Quant au prix payé aux producteurs, il peut varier d’un bâtiment à l’autre. En effet, en Suisse comme d’ailleurs presque partout dans le monde, la production de volailles ne s’inscrit pas dans une structure de commercialisation libre, mais bien dans un système de filières intégrées. Les prix sont donc discutés entre le producteur et son intégrateur. "Nous avons négocié avec Migros une prime label de plus ou moins 10% du prix de base, pour couvrir les surcoûts liés au label", indique Jacques Demierre. "Mais ces prix de base diffèrent selon les coûts de production de chaque producteur ou bâtiment."

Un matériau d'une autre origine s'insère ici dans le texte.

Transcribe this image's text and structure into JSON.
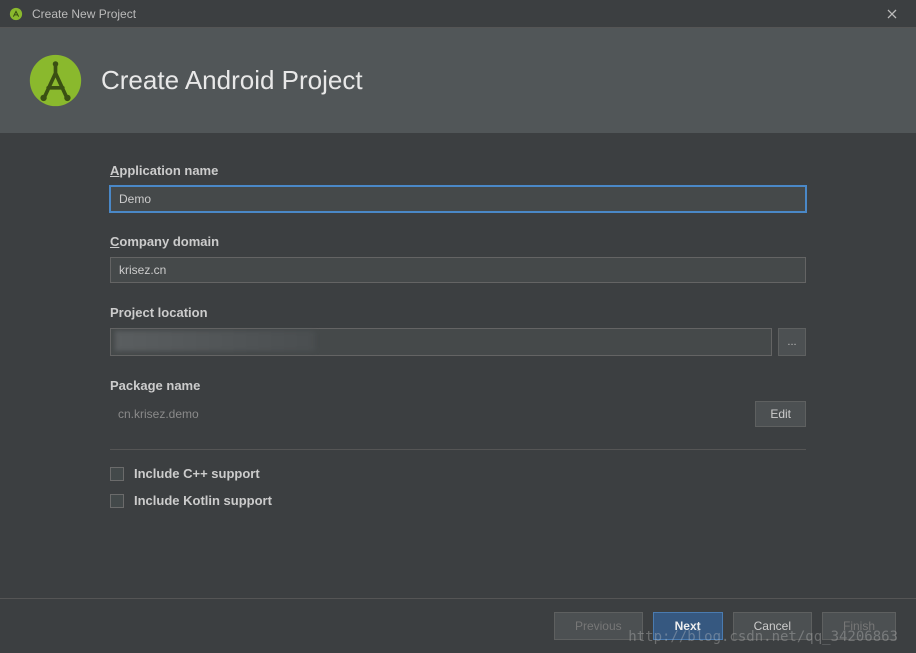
{
  "window": {
    "title": "Create New Project"
  },
  "header": {
    "title": "Create Android Project"
  },
  "fields": {
    "app_name_label": "pplication name",
    "app_name_prefix": "A",
    "app_name_value": "Demo",
    "company_domain_label": "ompany domain",
    "company_domain_prefix": "C",
    "company_domain_value": "krisez.cn",
    "project_location_label": "Project location",
    "browse_label": "...",
    "package_name_label": "Package name",
    "package_name_value": "cn.krisez.demo",
    "edit_label": "Edit",
    "include_cpp_label": "Include C++ support",
    "include_kotlin_label": "Include Kotlin support"
  },
  "footer": {
    "previous": "Previous",
    "next": "Next",
    "cancel": "Cancel",
    "finish": "Finish"
  },
  "watermark": "http://blog.csdn.net/qq_34206863"
}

Modifications du cahier des charges Pour pouvoir répondre à l’augmentation de la demande engendrée par le partenariat avec Migros, IP-Suisse a révisé ses directives encadrant la production de volailles labellisées. Jusqu’ici, les aliments donnés aux poulets ne devaient contenir que des issues de meunerie ou des céréales suisses. Depuis la récolte céréalière 2023, cette exigence est tombée. "La production de céréales fourragères indigènes n’est tout simplement pas suffisante pour nourrir les monogastiques suisses", justifie Jacques Demierre. "Par contre, nous avons précisé que le soja utilisé doit provenir de l’Union européenne."
La décision d’IP-Suisse de ne plus exiger des céréales fourragères suisses a provoqué l’ire des engraisseurs de poulets genevois, qui crient à la concurrence déloyale. Pour répondre aux critères du label Genève Région - Terre Avenir (GRTA), ces producteurs doivent en effet recourir à des céréales produites dans leur canton, plus chères que les céréales importées, alors que leurs poulets et ceux arborant la coccinelle se trouvent côte à côte sur le segment des volailles labellisées (lire Agri du 25 août 2023, en page 17).
Génétique adaptée IP-Suisse a aussi profité de la dernière adaptation de ses directives sur les volailles pour préciser les critères exigés pour les éléments de structures au pâturage et pour définir une grille d’évaluation des races adaptées à un engraissement semi-extensif et une détention avec un accès à un parcours herbeux.
La quasi-totalité de la production de poulets de chair en Suisse et à l’international repose sur la race Ross 308 qui s’est distinguée par sa croissance rapide et son efficience alimentaire. "Le Ross 308 n’est pas adapté à un système de détention basé sur l’accès à un parcours herbeux", souligne Jacques Demierre. "L’intensité de cette race fait également débat dans certains pays de l’Union européenne."
IP-Suisse a donc choisi de limiter l’accroissement des races autorisées dans son label à 55 g par jour au maximum, à un poids d’abattage cible. Afin de garantir une utilisation efficace des surfaces céréalières, l’indice de consommation est soumis à une limite. "Ainsi, bien-être animal et utilisation efficiente des ressources se côtoient", commente le gérant d’IP-Suisse Romandie. Pour l’heure, trois races, toutes sélectionnées par Hubbard, répondent aux critères d’IP-Suisse: le JA 957, avec lequel IP-Suisse a déjà vingt ans d’expériences, ainsi que le JA987 (et 987k) et le Redbro, qui ont été testés par Aviforum (lire ci-dessous).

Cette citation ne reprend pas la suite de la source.